Improved Public Interest
It is in the public interest that confusing and unnecessary category designations be removed from the General Regulation.
- Provisional Licensee is a designation available to individuals who have completed all requirements for becoming a Professional Engineer (P.Eng.) or Professional Geoscientist (P.Geo.) except the requirement of having at least 12 months of experience in the application of relevant Canadian codes, standards, and business processes. As these individuals meet the academic requirements, they also qualify for the Member-in-Training designation (M.I.T.).
- Provisional Licensees are not licensed (authorized) to independently practise engineering or geoscience and, as such, are not authorized to stamp or authenticate documents. Similar to M.I.T.s, Provisional Licensees may only practise engineering or geoscience under the supervision and control of a P.Eng., P.Geo., Professional Licensee, or Professional Technologist with training and experience in the same area of practice (collectively referred to as a licensed professional).
- Once Provisional Licensees experience under the appropriate supervision and control, they can apply to become registered as Professional Engineers or Professional Geoscientists.
- Provisional Licensees are not eligible to vote in APEGA matters, stand for election to Council, or serve on statutory committees.
- The number of Provisional Licensees is very small. As of May 31, 2016, there were 171.
- An individual can be a Provisional Licensee for only two years and could be extended by Council but for no more than four years in total.
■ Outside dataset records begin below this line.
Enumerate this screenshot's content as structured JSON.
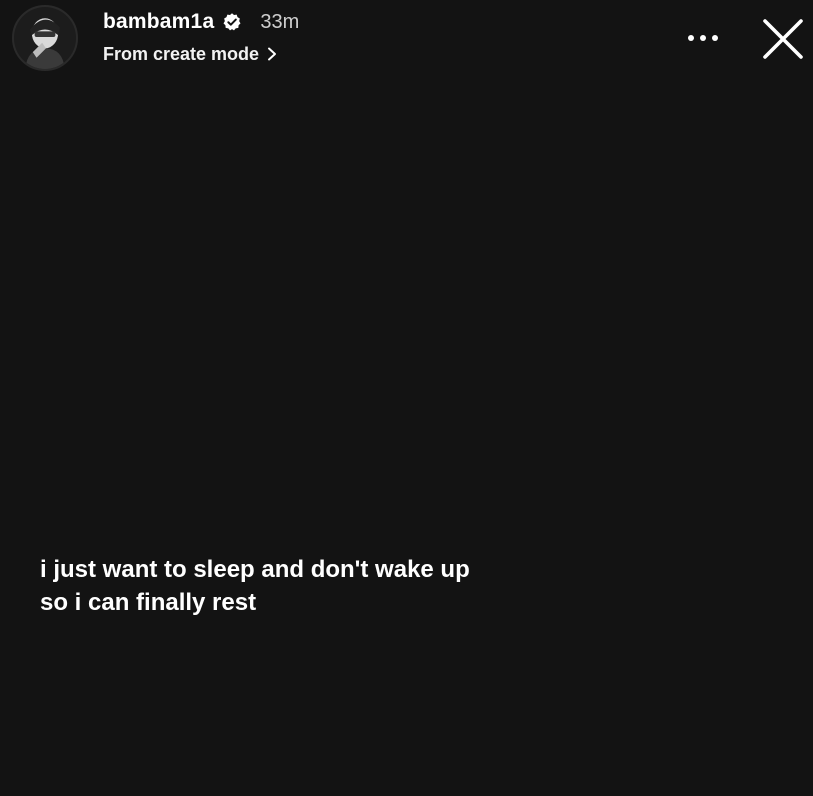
{
  "story": {
    "header": {
      "avatar_icon": "profile-avatar",
      "username": "bambam1a",
      "verified_icon": "verified-badge-icon",
      "time_ago": "33m",
      "subtitle": "From create mode",
      "subtitle_icon": "chevron-right-icon",
      "more_icon": "more-horizontal-icon",
      "close_icon": "close-icon"
    },
    "text_lines": [
      "i just want to sleep and don't wake up",
      "so i can finally rest"
    ],
    "colors": {
      "background": "#131313",
      "text": "#ffffff",
      "secondary_text": "#cfcfcf"
    }
  }
}
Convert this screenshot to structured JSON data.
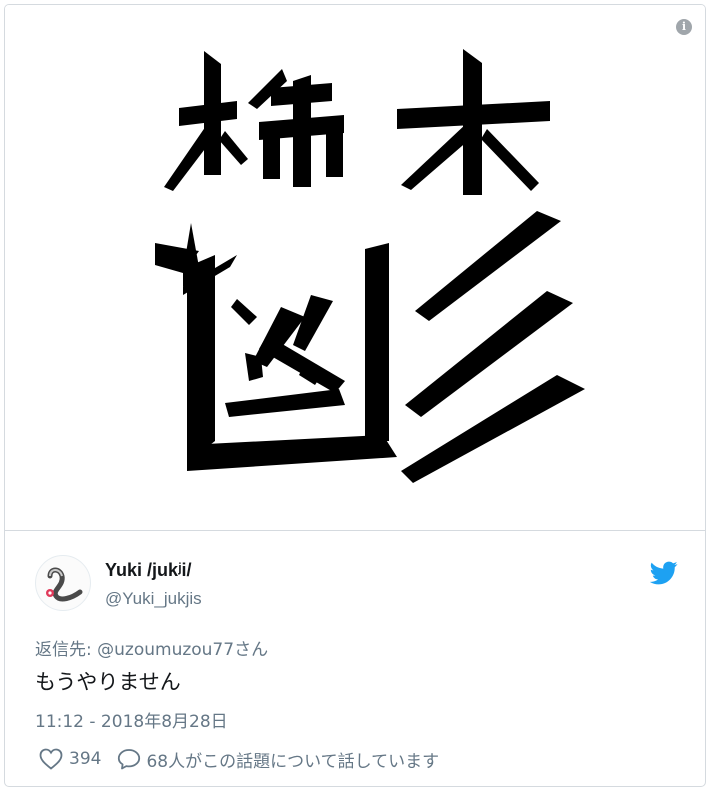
{
  "media": {
    "image_subject": "kanji-character-utsu-image",
    "info_icon": "info-icon",
    "info_glyph": "i"
  },
  "author": {
    "avatar_icon": "eel-avatar-icon",
    "display_name": "Yuki /jukʲi/",
    "handle": "@Yuki_jukjis"
  },
  "platform_icon": "twitter-bird-icon",
  "brand_color": "#1da1f2",
  "tweet": {
    "reply_to": "返信先: @uzoumuzou77さん",
    "text": "もうやりません",
    "timestamp": "11:12 - 2018年8月28日"
  },
  "actions": {
    "like_icon": "heart-icon",
    "like_count": "394",
    "conversation_icon": "speech-bubble-icon",
    "conversation_text": "68人がこの話題について話しています"
  }
}
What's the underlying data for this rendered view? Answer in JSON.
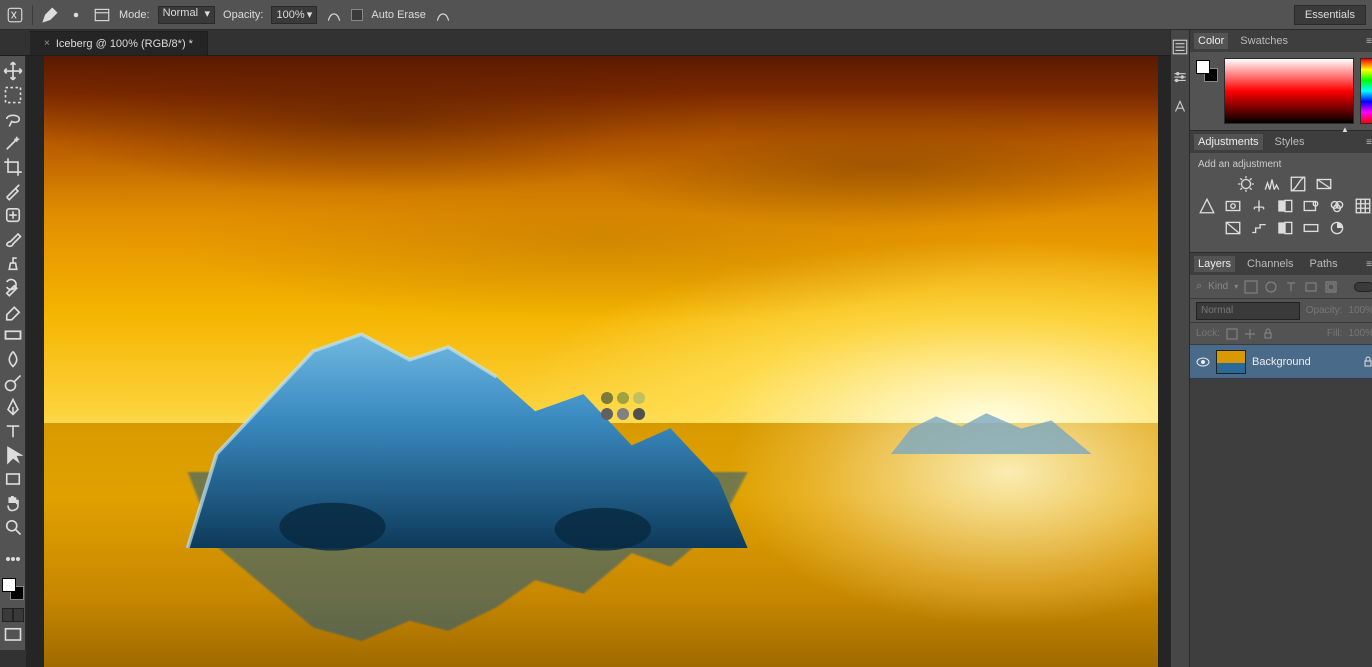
{
  "options_bar": {
    "mode_label": "Mode:",
    "mode_value": "Normal",
    "opacity_label": "Opacity:",
    "opacity_value": "100%",
    "auto_erase_label": "Auto Erase",
    "workspace": "Essentials"
  },
  "document_tab": {
    "title": "Iceberg @ 100% (RGB/8*) *"
  },
  "tools": [
    "move-tool",
    "marquee-tool",
    "lasso-tool",
    "magic-wand-tool",
    "crop-tool",
    "eyedropper-tool",
    "spot-healing-tool",
    "brush-tool",
    "clone-stamp-tool",
    "history-brush-tool",
    "eraser-tool",
    "gradient-tool",
    "blur-tool",
    "dodge-tool",
    "pen-tool",
    "type-tool",
    "path-select-tool",
    "rectangle-tool",
    "hand-tool",
    "zoom-tool"
  ],
  "color_sampler_dots": [
    "#7a7a3a",
    "#a0a040",
    "#c0c060",
    "#606060",
    "#808080",
    "#505050"
  ],
  "panels": {
    "color": {
      "tabs": [
        "Color",
        "Swatches"
      ],
      "active": "Color"
    },
    "adjustments": {
      "tabs": [
        "Adjustments",
        "Styles"
      ],
      "active": "Adjustments",
      "heading": "Add an adjustment"
    },
    "layers": {
      "tabs": [
        "Layers",
        "Channels",
        "Paths"
      ],
      "active": "Layers",
      "filter_label": "Kind",
      "blend_mode": "Normal",
      "opacity_label": "Opacity:",
      "opacity_value": "100%",
      "lock_label": "Lock:",
      "fill_label": "Fill:",
      "fill_value": "100%",
      "items": [
        {
          "name": "Background",
          "visible": true,
          "locked": true
        }
      ]
    }
  }
}
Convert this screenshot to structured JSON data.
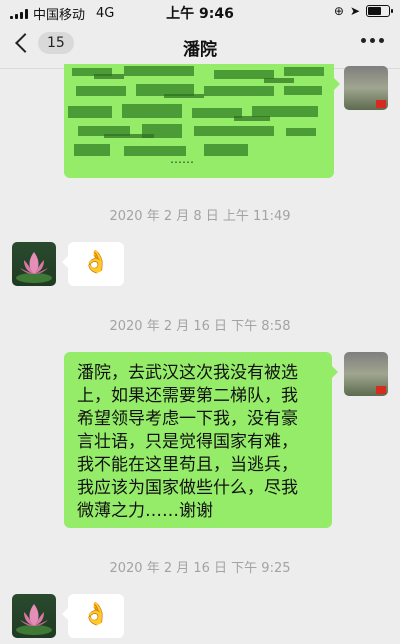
{
  "status_bar": {
    "carrier": "中国移动",
    "network": "4G",
    "time": "上午 9:46"
  },
  "nav": {
    "back_count": "15",
    "title": "潘院"
  },
  "messages": {
    "redacted_ellipsis": "……",
    "timestamp1": "2020 年 2 月 8 日 上午 11:49",
    "ok_emoji_1": "👌",
    "timestamp2": "2020 年 2 月 16 日 下午 8:58",
    "long_message_lines": [
      "潘院，去武汉这次我没有被选",
      "上，如果还需要第二梯队，我",
      "希望领导考虑一下我，没有豪",
      "言壮语，只是觉得国家有难，",
      "我不能在这里苟且，当逃兵，",
      "我应该为国家做些什么，尽我",
      "微薄之力……谢谢"
    ],
    "timestamp3": "2020 年 2 月 16 日 下午 9:25",
    "ok_emoji_2": "👌"
  },
  "colors": {
    "outgoing_bubble": "#95ec69",
    "incoming_bubble": "#ffffff",
    "background": "#ededed",
    "scribble": "#3f8f2f"
  }
}
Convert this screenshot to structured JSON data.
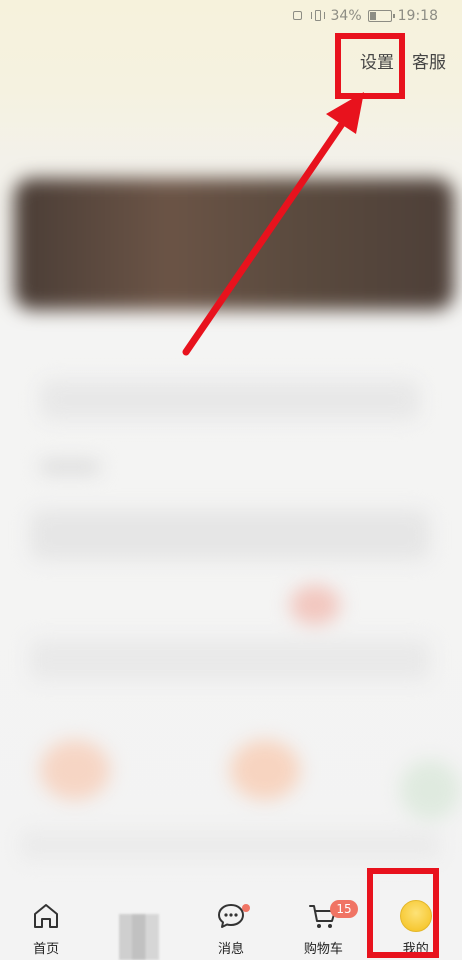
{
  "status_bar": {
    "battery_text": "34%",
    "battery_level": 0.34,
    "time": "19:18"
  },
  "header": {
    "settings_label": "设置",
    "service_label": "客服"
  },
  "tab_bar": {
    "tabs": [
      {
        "label": "首页",
        "icon": "home-icon"
      },
      {
        "label": "",
        "icon": "pixelated-tab-icon"
      },
      {
        "label": "消息",
        "icon": "message-icon"
      },
      {
        "label": "购物车",
        "icon": "cart-icon",
        "badge": "15"
      },
      {
        "label": "我的",
        "icon": "avatar-icon"
      }
    ]
  },
  "annotation": {
    "color": "#e8121d"
  },
  "colors": {
    "badge": "#f07464",
    "text": "#222222"
  }
}
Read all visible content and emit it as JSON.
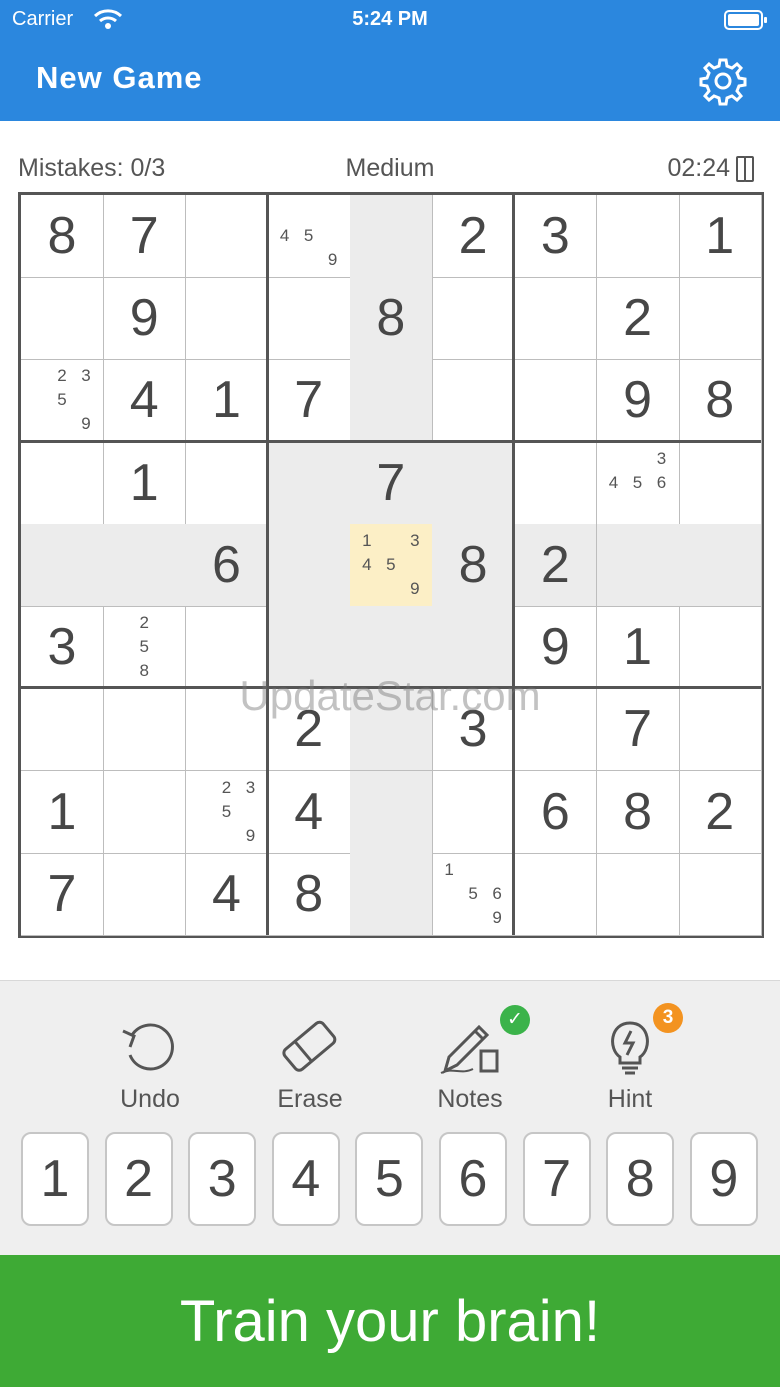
{
  "status_bar": {
    "carrier": "Carrier",
    "time": "5:24 PM"
  },
  "header": {
    "title": "New Game",
    "settings_icon": "gear-icon"
  },
  "info": {
    "mistakes": "Mistakes: 0/3",
    "difficulty": "Medium",
    "timer": "02:24",
    "pause_icon": "pause-icon"
  },
  "board": {
    "selected": [
      4,
      4
    ],
    "rows": [
      [
        {
          "v": "8"
        },
        {
          "v": "7"
        },
        {
          "v": ""
        },
        {
          "n": [
            "4",
            "5",
            "9"
          ]
        },
        {
          "v": ""
        },
        {
          "v": "2"
        },
        {
          "v": "3"
        },
        {
          "v": ""
        },
        {
          "v": "1"
        }
      ],
      [
        {
          "v": ""
        },
        {
          "v": "9"
        },
        {
          "v": ""
        },
        {
          "v": ""
        },
        {
          "v": "8"
        },
        {
          "v": ""
        },
        {
          "v": ""
        },
        {
          "v": "2"
        },
        {
          "v": ""
        }
      ],
      [
        {
          "n": [
            "2",
            "3",
            "5",
            "9"
          ]
        },
        {
          "v": "4"
        },
        {
          "v": "1"
        },
        {
          "v": "7"
        },
        {
          "v": ""
        },
        {
          "v": ""
        },
        {
          "v": ""
        },
        {
          "v": "9"
        },
        {
          "v": "8"
        }
      ],
      [
        {
          "v": ""
        },
        {
          "v": "1"
        },
        {
          "v": ""
        },
        {
          "v": ""
        },
        {
          "v": "7"
        },
        {
          "v": ""
        },
        {
          "v": ""
        },
        {
          "n": [
            "3",
            "4",
            "5",
            "6"
          ]
        },
        {
          "v": ""
        }
      ],
      [
        {
          "v": ""
        },
        {
          "v": ""
        },
        {
          "v": "6"
        },
        {
          "v": ""
        },
        {
          "n": [
            "1",
            "3",
            "4",
            "5",
            "9"
          ]
        },
        {
          "v": "8"
        },
        {
          "v": "2"
        },
        {
          "v": ""
        },
        {
          "v": ""
        }
      ],
      [
        {
          "v": "3"
        },
        {
          "n": [
            "2",
            "5",
            "8"
          ]
        },
        {
          "v": ""
        },
        {
          "v": ""
        },
        {
          "v": ""
        },
        {
          "v": ""
        },
        {
          "v": "9"
        },
        {
          "v": "1"
        },
        {
          "v": ""
        }
      ],
      [
        {
          "v": ""
        },
        {
          "v": ""
        },
        {
          "v": ""
        },
        {
          "v": "2"
        },
        {
          "v": ""
        },
        {
          "v": "3"
        },
        {
          "v": ""
        },
        {
          "v": "7"
        },
        {
          "v": ""
        }
      ],
      [
        {
          "v": "1"
        },
        {
          "v": ""
        },
        {
          "n": [
            "2",
            "3",
            "5",
            "9"
          ]
        },
        {
          "v": "4"
        },
        {
          "v": ""
        },
        {
          "v": ""
        },
        {
          "v": "6"
        },
        {
          "v": "8"
        },
        {
          "v": "2"
        }
      ],
      [
        {
          "v": "7"
        },
        {
          "v": ""
        },
        {
          "v": "4"
        },
        {
          "v": "8"
        },
        {
          "v": ""
        },
        {
          "n": [
            "1",
            "5",
            "6",
            "9"
          ]
        },
        {
          "v": ""
        },
        {
          "v": ""
        },
        {
          "v": ""
        }
      ]
    ]
  },
  "watermark": "UpdateStar.com",
  "tools": [
    {
      "label": "Undo",
      "icon": "undo-icon"
    },
    {
      "label": "Erase",
      "icon": "eraser-icon"
    },
    {
      "label": "Notes",
      "icon": "pencil-icon",
      "badge": "✓"
    },
    {
      "label": "Hint",
      "icon": "lightbulb-icon",
      "badge": "3"
    }
  ],
  "numpad": [
    "1",
    "2",
    "3",
    "4",
    "5",
    "6",
    "7",
    "8",
    "9"
  ],
  "banner": {
    "text": "Train your brain!"
  },
  "colors": {
    "header": "#2b87de",
    "selected_cell": "#fcefc6",
    "highlight": "#ececec",
    "banner": "#3eaa35",
    "check_badge": "#3bb34a",
    "hint_badge": "#f39320"
  }
}
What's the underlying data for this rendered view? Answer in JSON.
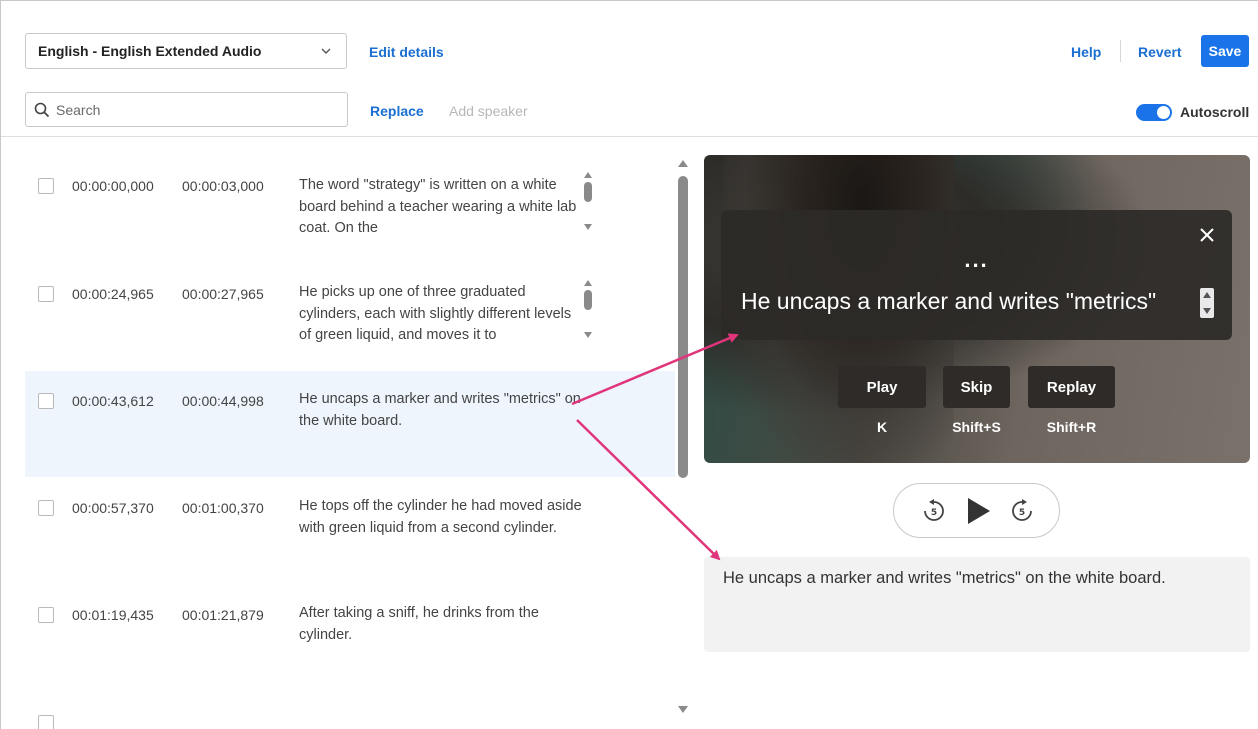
{
  "header": {
    "language_select": "English - English Extended Audio",
    "edit_details": "Edit details",
    "help": "Help",
    "revert": "Revert",
    "save": "Save"
  },
  "toolbar": {
    "search_placeholder": "Search",
    "replace": "Replace",
    "add_speaker": "Add speaker",
    "autoscroll": "Autoscroll",
    "autoscroll_on": true
  },
  "captions": [
    {
      "start": "00:00:00,000",
      "end": "00:00:03,000",
      "text": "The word \"strategy\" is written on a white board behind a teacher wearing a white lab coat. On the"
    },
    {
      "start": "00:00:24,965",
      "end": "00:00:27,965",
      "text": "He picks up one of three graduated cylinders, each with slightly different levels of green liquid, and moves it to"
    },
    {
      "start": "00:00:43,612",
      "end": "00:00:44,998",
      "text": "He uncaps a marker and writes \"metrics\" on the white board.",
      "selected": true
    },
    {
      "start": "00:00:57,370",
      "end": "00:01:00,370",
      "text": "He tops off the cylinder he had moved aside with green liquid from a second cylinder."
    },
    {
      "start": "00:01:19,435",
      "end": "00:01:21,879",
      "text": "After taking a sniff, he drinks from the cylinder."
    }
  ],
  "video": {
    "ellipsis": "...",
    "caption": "He uncaps a marker and writes \"metrics\"",
    "buttons": [
      {
        "label": "Play",
        "key": "K"
      },
      {
        "label": "Skip",
        "key": "Shift+S"
      },
      {
        "label": "Replay",
        "key": "Shift+R"
      }
    ]
  },
  "player": {
    "rewind_seconds": "5",
    "forward_seconds": "5"
  },
  "preview_text": "He uncaps a marker and writes \"metrics\" on the white board.",
  "colors": {
    "accent": "#1a73e8",
    "link": "#1a6fd1",
    "annotation_arrow": "#e0357a",
    "selected_row": "#eef5fd"
  }
}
Rarely has this been requested and granted by Council.
- Only four constituent engineering and geoscience associations have a Provisional Licensee category.
Why is this important?
- The Provisional Licensee designation was not created in the public interest but was created to benefit individuals without the required 12 months of experience. It was created to give APEGA the ability to give those individuals a designation other than M.I.T.
- The Provisional Licensee designation does not give these individuals the right to independently practise engineering or geoscience, and it is not necessary for employment. The word licensee in the designation is misleading. These individuals are employable and can do engineering or geoscience work under the supervision and control of licensed professional, irrespective of having a Provisional Licensee
- The Provisional Licensee designation is not well understood and causes confusion to the public, Members, and Permit Holders. The word licensee in the designation is misleading as the title suggests licensure, yet it has no corresponding practice rights. The number of Provisional Licenseesis, and historically has been, extremely small. This adds to the confusion because there are so few of them.
- Eliminating the Provisional Licensee designation will reduce confusion and increase clarity with the public, Members, and Permit Holders.
Proposed legislative change
It is recommended that the legislation be amended to remove the Provisional Licensee category and all references to Provisional Licensees from the legislation.
Effects of the proposed change
- The public interest will be improved by simplifying the legislation to remove a designation that causes confusion and offers negligible value to the public interest.
- Individuals will continue to be employable and be able to do engineering or geoscience work under the supervision and control of a licensed professional, irrespective of having a Provisional Licensee designation.
- It will affect a very small number of individuals. These individuals will lose the ability to use the Provisional License designation, but they will be eligible to enrol as M.I.T.s. It will not affect their ability to work under supervision and control a licensed professional, and it will not affect their ability to become registered as Professional Engineers or Professional Geoscientists.
It will bring APEGA’s legislation in line with the majority of constituent associations.